Para peneliti melakukan penelitian terhadap 1.00 responden. Dari situ, diketahui terdapat 400 kebiasaan yang kerap dilakukan oleh para responden. Selain itu, mereka juga menemukan kalau kebiasaan tersebut berhubungan erat dengan kemampuan berpikir seorang individu. Menariknya, hubungan antara mengucapkan umpatan dan pintar ternyata sangat kuat.
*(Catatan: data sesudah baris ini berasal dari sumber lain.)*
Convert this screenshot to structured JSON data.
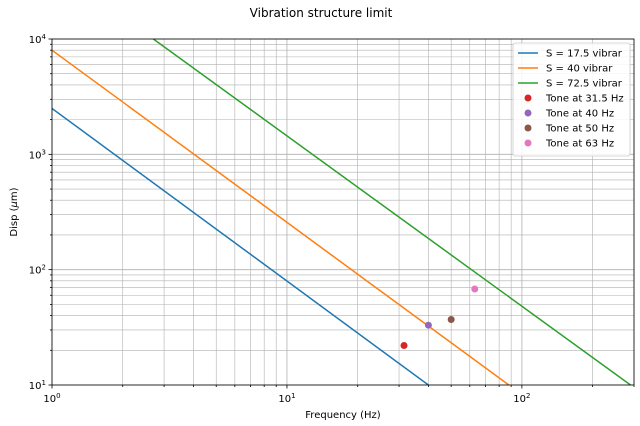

Menurut laporan yang ditulis The Independent, jurnal berjudul Personality and Individual Difference Journal tersebut memperlihatkan hubungan yang erat antara kedua hal tersebut. Seorang individu yang memiliki tingkat intelejensi tinggi, memiliki kecenderungan mengumpat lebih banyak. Bahkan, hal tersebut kerap mereka lakukan di berbagai kesempatan. Misalnya, saat makan atau saat berjalan santai.

Penelitian lain juga mengungkapkan hal yang tidak jauh berbeda dari hasil penelitian ini. Dalam penelitian tersebut, ditemukan kalau seorang yang terbiasa mengumpat beberapa kali dalam satu menit, cenderung punya IQ yang tinggi. Apalagi, kalau mereka yang punya kosakata umpatan bejibun. Bisa jadi, punya IQ yang lebih tinggi lagi.

Para peneliti juga mengungkapkan kalau ungkapan kasar tersebut kerap ditunjukkan sebagai tanda kekuatan retorikal. Seorang ahli psikologi dari Universitas Keele mengungkapkan kalau mengumpat dapat berguna sebagai pereda rasa sakit. Alasannya, karena saat itu tubuh bereaksi lebih tinggi, mengakibatkan jantung berdetak lebih kencang.

Namun, tentu saja hasil penelitian ini bukanlah hal yang mutlak. Apalagi, menjaga kesopanan merupakan hal yang sangat penting. Apalagi, kalau mengumpat di depan orang tua atau atasan? Duh, bisa terjadi hal yang tidak diinginkan deh. Bisa jadi pengangguran atau malah tidak diakui anak ntar oleh orang tua… Berabe, kan?